At the time of Sayyid As‘ad’s death 80 percent of the soap left on the floor of their factory’s al-mafrash was commissioned by other merchants. As illustrated in Table 8, the amount of soap commissioned varied from merchant to merchant and was measured in terms of the oil provided.

8. Commissions for Soap in the Bishtawi Estate, 1857
Name Oil Jars Value of Cooked Soap (in Piasters)
Source: NICR, 12:205-206.    
Hajj Ahmad Abi Odeh 187.5 16,875
Ahmad and Abdullah Qumhiyya 250.0 22,500
Hajj Salman Sadder 400.0 36,000
Hajj Umar Tamimi 437.5 38,765
Qasim Nabulsi 62.5 5,625
Khawaja Salim Zarifa 250.0 22,500
Khalil Mustafa Masri 5.0 450
Wife of Sa‘id Bishtawi 2.5 220
Total 1595.0 142,940

Each of these items was recorded as “To [name of merchant], oil cooked into soap [zayt matbukh sabun],” which shows that the merchant’s share of soap was measured by the amount of oil he provided. Except for the Sadder brothers, there were no joint commissions for soap production, but some merchants only commissioned parts of one tabkha.

The key point here is that the Bishtawi brothers cooked for their own account 20 percent of the factory’s entire output for that cycle (each cycle filled the al-mafrash and, as soon as the soap was dry enough to be cut and stacked, another cycle was started). This meant an investment of 40,000 piasters in this particular cycle (there were 180,000 piasters’ worth of uncut soap still lying on the mafrash floor). This was a sizable investment, but only part of the whole: still left in the storage rooms inside their factory were 297 qintars of qilw, 375 qintars of lime, and 644 piasters’ worth of jift. These amounts of raw materials were adequate for at least 28 to 30 more tabkhas of soap, or three and a half times as much as had already been cooked.

In order to secure the large amounts of olive oil they needed every year, the Bishtawi brothers pursued a two-track strategy: landownership and moneylending.

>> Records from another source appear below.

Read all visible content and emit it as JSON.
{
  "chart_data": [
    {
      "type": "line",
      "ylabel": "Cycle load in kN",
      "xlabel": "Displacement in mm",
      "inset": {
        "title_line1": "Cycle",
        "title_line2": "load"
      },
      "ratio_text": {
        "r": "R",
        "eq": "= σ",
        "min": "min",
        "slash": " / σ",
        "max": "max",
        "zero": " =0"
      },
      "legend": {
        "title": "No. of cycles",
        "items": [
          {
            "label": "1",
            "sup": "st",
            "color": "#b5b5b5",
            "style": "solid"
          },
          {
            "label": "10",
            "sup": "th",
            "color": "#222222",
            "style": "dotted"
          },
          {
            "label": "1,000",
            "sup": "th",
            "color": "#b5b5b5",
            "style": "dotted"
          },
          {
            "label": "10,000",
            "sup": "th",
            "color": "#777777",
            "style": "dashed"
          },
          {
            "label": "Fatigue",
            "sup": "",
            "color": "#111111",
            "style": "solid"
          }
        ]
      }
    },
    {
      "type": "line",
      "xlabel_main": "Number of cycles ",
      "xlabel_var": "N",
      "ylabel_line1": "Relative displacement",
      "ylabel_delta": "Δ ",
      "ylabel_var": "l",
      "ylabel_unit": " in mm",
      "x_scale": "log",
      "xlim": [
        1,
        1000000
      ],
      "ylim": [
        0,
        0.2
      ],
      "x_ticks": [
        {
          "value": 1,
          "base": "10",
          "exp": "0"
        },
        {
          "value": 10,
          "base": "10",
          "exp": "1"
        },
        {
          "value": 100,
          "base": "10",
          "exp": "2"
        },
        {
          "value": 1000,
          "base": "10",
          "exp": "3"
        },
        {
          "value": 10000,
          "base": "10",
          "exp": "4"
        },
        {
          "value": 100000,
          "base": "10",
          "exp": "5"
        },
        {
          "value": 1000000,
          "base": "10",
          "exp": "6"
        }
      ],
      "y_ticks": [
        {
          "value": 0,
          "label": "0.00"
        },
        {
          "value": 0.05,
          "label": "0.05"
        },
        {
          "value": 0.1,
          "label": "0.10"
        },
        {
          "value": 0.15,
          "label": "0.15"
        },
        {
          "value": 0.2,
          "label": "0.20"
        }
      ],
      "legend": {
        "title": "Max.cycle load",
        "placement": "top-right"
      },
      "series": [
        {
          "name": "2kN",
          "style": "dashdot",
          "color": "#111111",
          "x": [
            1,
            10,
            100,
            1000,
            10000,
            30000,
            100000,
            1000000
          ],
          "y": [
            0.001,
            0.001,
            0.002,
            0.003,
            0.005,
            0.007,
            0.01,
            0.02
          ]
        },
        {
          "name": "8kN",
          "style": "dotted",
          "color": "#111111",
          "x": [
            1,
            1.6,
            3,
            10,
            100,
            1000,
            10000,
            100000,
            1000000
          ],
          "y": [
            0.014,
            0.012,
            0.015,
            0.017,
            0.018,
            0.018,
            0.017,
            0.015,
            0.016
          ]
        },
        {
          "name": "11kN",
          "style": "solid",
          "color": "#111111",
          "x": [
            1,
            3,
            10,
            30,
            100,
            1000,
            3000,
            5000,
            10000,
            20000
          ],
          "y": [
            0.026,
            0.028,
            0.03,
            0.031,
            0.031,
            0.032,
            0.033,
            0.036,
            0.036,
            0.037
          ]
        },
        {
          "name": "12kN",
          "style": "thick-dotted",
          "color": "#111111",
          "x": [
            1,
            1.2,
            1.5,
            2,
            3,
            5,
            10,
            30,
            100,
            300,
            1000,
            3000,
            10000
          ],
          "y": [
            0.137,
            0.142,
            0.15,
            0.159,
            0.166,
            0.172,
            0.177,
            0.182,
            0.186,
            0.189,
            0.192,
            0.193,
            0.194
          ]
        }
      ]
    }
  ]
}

They acquired numerous olive groves outside the city, along with olive-oil presses, and they established a network of salam moneylending contracts with individual peasants to cover the shortfall. At the time of Sayyid As‘ad’s death, a number of salam loans were left outstanding with peasants from eight villages: Asira, Rafidya, Aqraba, Bayta, Adhmut, Salim, Ajansinya, and Bayt Dajan. All but one are located in a single subdistrict. The geographic concentration of moneylending patterns fits with the usual practice of urban merchant networks that sought to carve out spheres of influence in the hinterland.

In short, the Bishtawi brothers had the capital and political influence to finance and organize the production of soap from the ground up. They were at one and the same time moneylenders, oil merchants, soap manufacturers, and large landowners. Their estate also showed that they traded in rice, coffee, grain, and other goods. As mentioned in Chapter 2, labels such as “merchant,” “manufacturer,” and “landowner” should not be thought of as separate categories or as denoting discrete classes. Most wealthy Nabulsi households engaged in all of these activities simultaneously, though they rarely divided their resources equally among them. Patterns of investment strategies, therefore, are important indicators of larger political and economic developments. In this particular case, the Bishtawi brothers’ heavy emphasis on soap production illustrates the shifting investment strategies that laid the material basis for the entry of merchants into the formerly exclusive club of soap-factory owners and, indirectly, the crystallization of a new ruling elite by the mid-nineteenth century.